Atraso na entrega de imóvel – culpa exclusiva da construtora – multa moratória e devolução integral do valor pago

A demora excessiva para a entrega de imóvel por culpa exclusiva da construtora gera a devolução integral do valor desembolsado pelo consumidor e o pagamento da multa moratória, pois eventos previsíveis e circunstâncias inerentes à atividade empresarial não são aptos a afastar a responsabilidade objetiva do fornecedor. Na origem, promitentes-compradores pediram em Juízo a rescisão do contrato de compra e venda firmado com uma construtora, em decorrência de atraso na entrega de dois imóveis, e a reparação de danos resultantes da mora.
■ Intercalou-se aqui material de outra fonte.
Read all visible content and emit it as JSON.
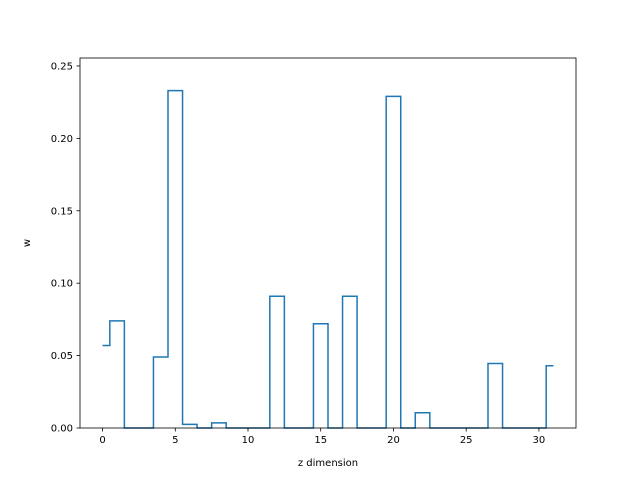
{
  "chart_data": {
    "type": "line",
    "drawstyle": "steps-mid",
    "title": "",
    "xlabel": "z dimension",
    "ylabel": "w",
    "xlim": [
      -1.55,
      32.55
    ],
    "ylim": [
      0,
      0.2555
    ],
    "x_ticks": [
      0,
      5,
      10,
      15,
      20,
      25,
      30
    ],
    "y_ticks": [
      0.0,
      0.05,
      0.1,
      0.15,
      0.2,
      0.25
    ],
    "y_tick_labels": [
      "0.00",
      "0.05",
      "0.10",
      "0.15",
      "0.20",
      "0.25"
    ],
    "grid": false,
    "series": [
      {
        "color": "#1f77b4",
        "x": [
          0,
          1,
          2,
          3,
          4,
          5,
          6,
          7,
          8,
          9,
          10,
          11,
          12,
          13,
          14,
          15,
          16,
          17,
          18,
          19,
          20,
          21,
          22,
          23,
          24,
          25,
          26,
          27,
          28,
          29,
          30,
          31
        ],
        "y": [
          0.057,
          0.074,
          0.0,
          0.0,
          0.049,
          0.233,
          0.0025,
          0.0,
          0.0035,
          0.0,
          0.0,
          0.0,
          0.091,
          0.0,
          0.0,
          0.072,
          0.0,
          0.091,
          0.0,
          0.0,
          0.229,
          0.0,
          0.0105,
          0.0,
          0.0,
          0.0,
          0.0,
          0.0445,
          0.0,
          0.0,
          0.0,
          0.043
        ]
      }
    ]
  }
}
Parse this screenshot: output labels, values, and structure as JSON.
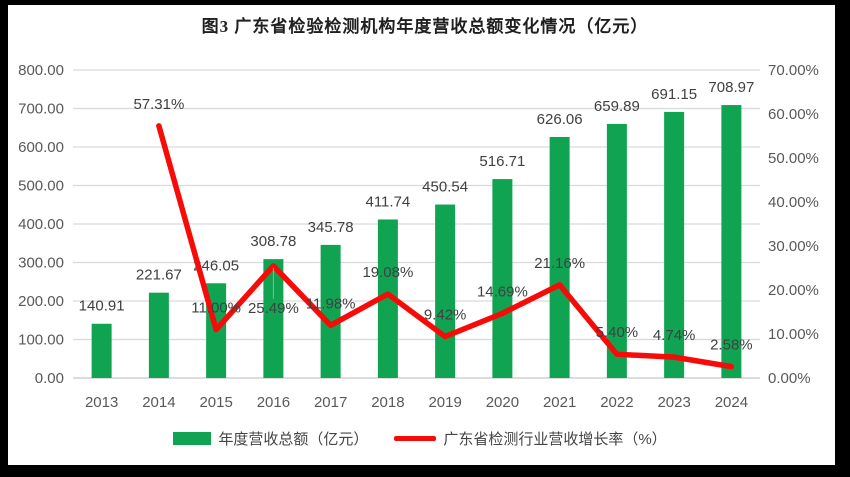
{
  "title": "图3 广东省检验检测机构年度营收总额变化情况（亿元）",
  "legend": {
    "bar_label": "年度营收总额（亿元）",
    "line_label": "广东省检测行业营收增长率（%）"
  },
  "colors": {
    "bar": "#10A452",
    "line": "#F70B08",
    "grid": "#D9D9D9",
    "axis_line": "#C6C6C6",
    "tick_text": "#595959",
    "data_label": "#404040",
    "leader_line": "#A6A6A6",
    "frame": "#000000",
    "background": "#FFFFFF"
  },
  "chart_data": {
    "type": "combo bar+line",
    "title": "图3 广东省检验检测机构年度营收总额变化情况（亿元）",
    "categories": [
      "2013",
      "2014",
      "2015",
      "2016",
      "2017",
      "2018",
      "2019",
      "2020",
      "2021",
      "2022",
      "2023",
      "2024"
    ],
    "series": [
      {
        "name": "年度营收总额（亿元）",
        "type": "bar",
        "axis": "left",
        "values": [
          140.91,
          221.67,
          246.05,
          308.78,
          345.78,
          411.74,
          450.54,
          516.71,
          626.06,
          659.89,
          691.15,
          708.97
        ]
      },
      {
        "name": "广东省检测行业营收增长率（%）",
        "type": "line",
        "axis": "right",
        "values": [
          null,
          57.31,
          11.0,
          25.49,
          11.98,
          19.08,
          9.42,
          14.69,
          21.16,
          5.4,
          4.74,
          2.58
        ]
      }
    ],
    "left_axis": {
      "min": 0,
      "max": 800,
      "step": 100,
      "ticks": [
        "800.00",
        "700.00",
        "600.00",
        "500.00",
        "400.00",
        "300.00",
        "200.00",
        "100.00",
        "0.00"
      ]
    },
    "right_axis": {
      "min": 0,
      "max": 70,
      "step": 10,
      "ticks": [
        "70.00%",
        "60.00%",
        "50.00%",
        "40.00%",
        "30.00%",
        "20.00%",
        "10.00%",
        "0.00%"
      ]
    },
    "grid": true,
    "data_labels": true,
    "legend_position": "bottom",
    "label_below_categories": [
      "2016"
    ]
  }
}
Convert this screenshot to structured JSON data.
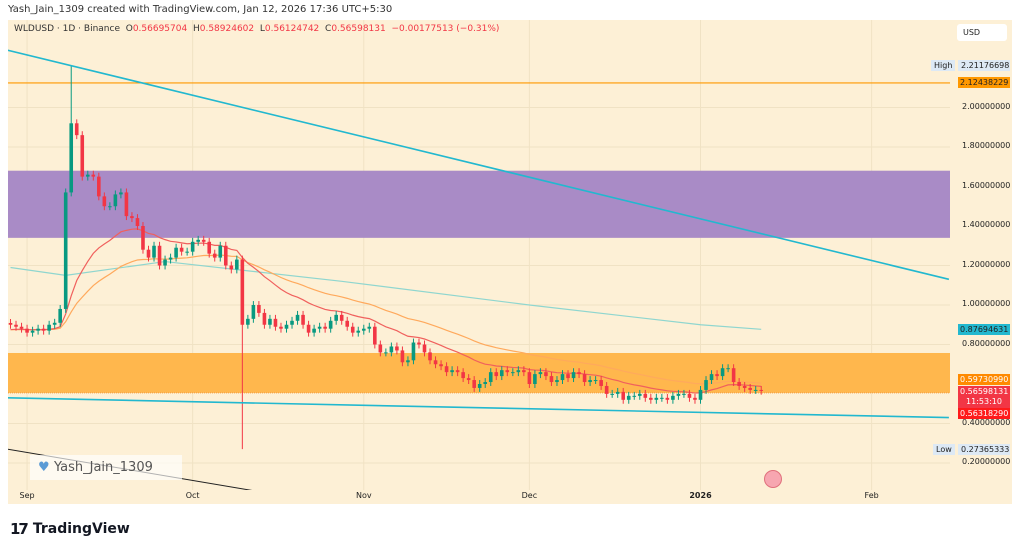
{
  "attribution": "Yash_Jain_1309 created with TradingView.com, Jan 12, 2026 17:36 UTC+5:30",
  "legend": {
    "symbol": "WLDUSD · 1D · Binance",
    "o_label": "O",
    "o": "0.56695704",
    "h_label": "H",
    "h": "0.58924602",
    "l_label": "L",
    "l": "0.56124742",
    "c_label": "C",
    "c": "0.56598131",
    "change": "−0.00177513 (−0.31%)"
  },
  "currency_button": "USD",
  "price_axis": {
    "ticks": [
      "2.00000000",
      "1.80000000",
      "1.60000000",
      "1.40000000",
      "1.20000000",
      "1.00000000",
      "0.80000000",
      "0.40000000",
      "0.20000000"
    ],
    "tick_values": [
      2.0,
      1.8,
      1.6,
      1.4,
      1.2,
      1.0,
      0.8,
      0.4,
      0.2
    ],
    "high_label": "High",
    "high_value": "2.21176698",
    "low_label": "Low",
    "low_value": "0.27365333",
    "badges": {
      "hline": "2.12438229",
      "ma_long": "0.87694631",
      "ma_mid": "0.59730990",
      "last_price": "0.56598131",
      "countdown": "11:53:10",
      "ma_short": "0.56318290"
    }
  },
  "time_axis": {
    "labels": [
      "Sep",
      "Oct",
      "Nov",
      "Dec",
      "2026",
      "Feb"
    ],
    "label_days": [
      3,
      33,
      64,
      94,
      125,
      156
    ]
  },
  "watermark": "Yash_Jain_1309",
  "logo_text": "TradingView",
  "colors": {
    "up": "#089981",
    "down": "#f23645",
    "trend": "#22b8cf",
    "hline": "#ff9800",
    "purple_zone": "#a98bc6",
    "orange_zone": "#ffb74d",
    "ema_short": "#f0605d",
    "ema_mid": "#ffa95c",
    "ma_long": "#8fd6cf"
  },
  "chart_data": {
    "type": "candlestick",
    "start_date": "2025-08-29",
    "closes": [
      0.9,
      0.89,
      0.88,
      0.86,
      0.87,
      0.88,
      0.87,
      0.9,
      0.91,
      0.98,
      1.57,
      1.92,
      1.86,
      1.65,
      1.66,
      1.65,
      1.55,
      1.5,
      1.5,
      1.56,
      1.57,
      1.45,
      1.44,
      1.4,
      1.28,
      1.24,
      1.3,
      1.2,
      1.23,
      1.24,
      1.29,
      1.27,
      1.27,
      1.32,
      1.33,
      1.32,
      1.26,
      1.24,
      1.3,
      1.2,
      1.18,
      1.23,
      0.9,
      0.93,
      1.0,
      0.96,
      0.9,
      0.93,
      0.89,
      0.88,
      0.9,
      0.92,
      0.95,
      0.9,
      0.86,
      0.88,
      0.89,
      0.88,
      0.92,
      0.95,
      0.92,
      0.89,
      0.86,
      0.87,
      0.88,
      0.89,
      0.8,
      0.76,
      0.76,
      0.79,
      0.77,
      0.71,
      0.72,
      0.81,
      0.8,
      0.76,
      0.72,
      0.7,
      0.69,
      0.66,
      0.67,
      0.66,
      0.63,
      0.62,
      0.58,
      0.6,
      0.61,
      0.66,
      0.64,
      0.67,
      0.66,
      0.66,
      0.67,
      0.66,
      0.6,
      0.65,
      0.66,
      0.64,
      0.61,
      0.62,
      0.65,
      0.63,
      0.66,
      0.65,
      0.61,
      0.62,
      0.62,
      0.59,
      0.55,
      0.55,
      0.56,
      0.52,
      0.54,
      0.54,
      0.55,
      0.53,
      0.52,
      0.53,
      0.53,
      0.52,
      0.54,
      0.55,
      0.55,
      0.53,
      0.52,
      0.57,
      0.62,
      0.65,
      0.64,
      0.68,
      0.68,
      0.61,
      0.59,
      0.58,
      0.57,
      0.57,
      0.566
    ],
    "wick_extremes": [
      {
        "day": 11,
        "high": 2.21
      },
      {
        "day": 42,
        "low": 0.27
      }
    ],
    "ma_long": [
      [
        0,
        1.19
      ],
      [
        10,
        1.15
      ],
      [
        28,
        1.22
      ],
      [
        60,
        1.12
      ],
      [
        94,
        1.0
      ],
      [
        125,
        0.9
      ],
      [
        136,
        0.877
      ]
    ],
    "zones": [
      {
        "from": 1.34,
        "to": 1.68,
        "color": "purple"
      },
      {
        "from": 0.555,
        "to": 0.757,
        "color": "orange"
      }
    ],
    "horizontal_line": 2.12438229,
    "trendlines": [
      {
        "from": [
          -0.5,
          2.29
        ],
        "to": [
          170,
          1.13
        ]
      },
      {
        "from": [
          -0.5,
          0.53
        ],
        "to": [
          170,
          0.43
        ]
      },
      {
        "from": [
          -0.5,
          0.27
        ],
        "to": [
          63,
          -0.03
        ]
      }
    ]
  }
}
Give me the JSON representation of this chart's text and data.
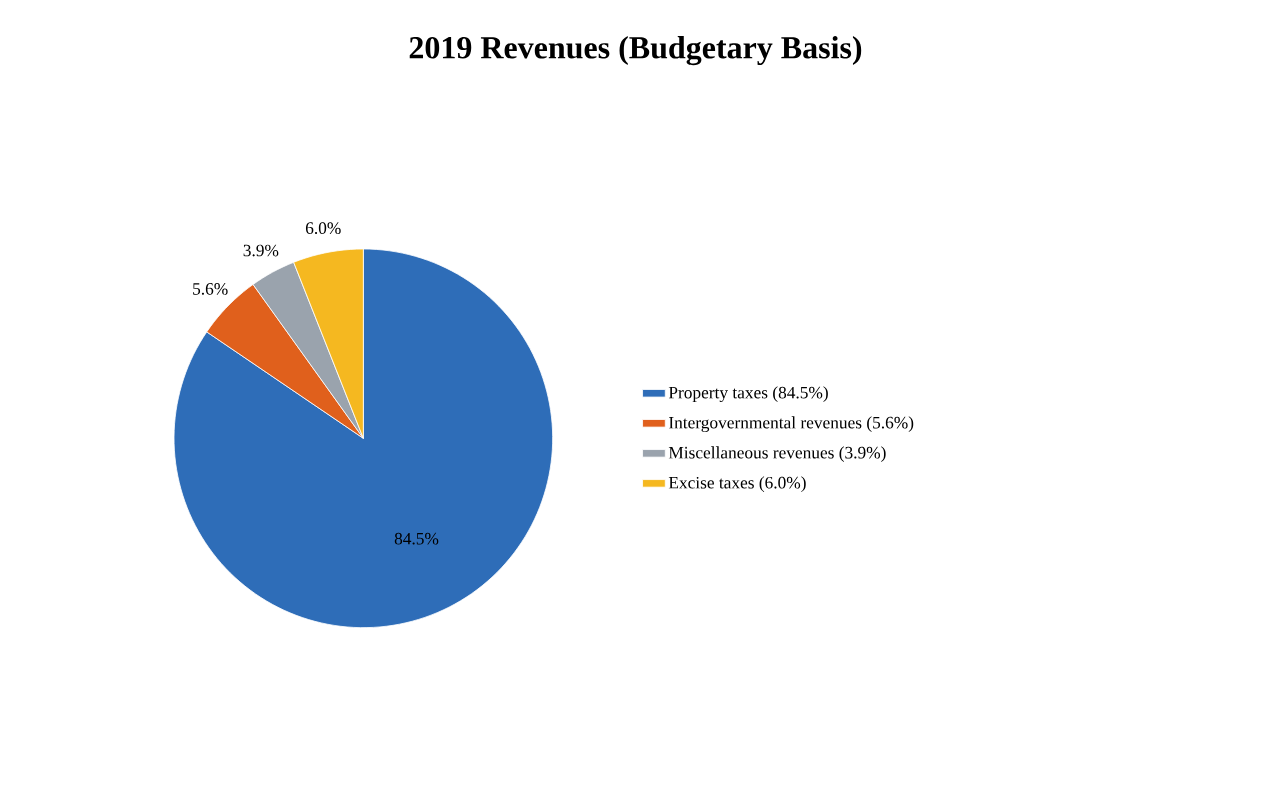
{
  "chart_data": {
    "type": "pie",
    "title": "2019 Revenues (Budgetary Basis)",
    "categories": [
      "Property taxes (84.5%)",
      "Intergovernmental revenues (5.6%)",
      "Miscellaneous revenues (3.9%)",
      "Excise taxes (6.0%)"
    ],
    "values": [
      84.5,
      5.6,
      3.9,
      6.0
    ],
    "value_labels": [
      "84.5%",
      "5.6%",
      "3.9%",
      "6.0%"
    ],
    "colors": [
      "#2e6db8",
      "#e0601c",
      "#9aa3ad",
      "#f5b820"
    ],
    "legend": "right"
  }
}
Declararam que a empreiteira não apresentou justificativa plausível para não adimplir a obrigação no prazo de vigência do ajuste. Na sentença, o Juízo a quo rescindiu o pacto e condenou a empresa à devolução parcial das quantias retidas e ao pagamento de lucros cessantes e da multa moratória. Ao analisarem as apelações interpostas por ambas as partes, os Desembargadores entenderam que ficou configurada a responsabilidade civil objetiva da fornecedora, pois presente o nexo causal entre a não entrega do imóvel na data aprazada, 28/2/2013, e o prejuízo derivado da privação do usufruto econômico do bem pelos adquirentes que, até o ajuizamento do feito (11/10/2013), não haviam recebido as chaves. Consideraram afastadas as causas excludentes do caso fortuito e da força maior, em virtude da previsibilidade dos eventos alegados como justificativa para o retardo, quais sejam, excesso de chuvas, escassez de mão de obra e de material, bem como aumento nas vendas das unidades imobiliárias. Ressaltaram que, ainda que previstas expressamente em contrato e comprovadas, tais circunstâncias constituem o risco inerente à atividade da construção civil desenvolvida pela pessoa jurídica. Nesse contexto, a Turma concluiu que as explicações não foram hábeis a ilidir o inadimplemento contratual, de modo a eximir a culpa exclusiva da empreiteira, porque existente a prorrogação para a entrega e desrespeitado o prazo de tolerância de 180 dias para cobrir eventuais incidentes não programados. Assim, deu parcial provimento aos recursos para autorizar o pagamento da multa moratória e a restituição integral dos valores pagos aos autores, mas suprimir da condenação a parte relativa aos lucros cessantes, em razão da impossibilidade de cumulação dessa parcela com a cláusula penal decorrente do atraso.

Acórdão 124323300062907520138070011, Relatora Desª. ANA MARIA AMARANTE, 6ª Turma Cível, data de julgamento: 15/4/2020, publicado no DJe: 7/5/2020.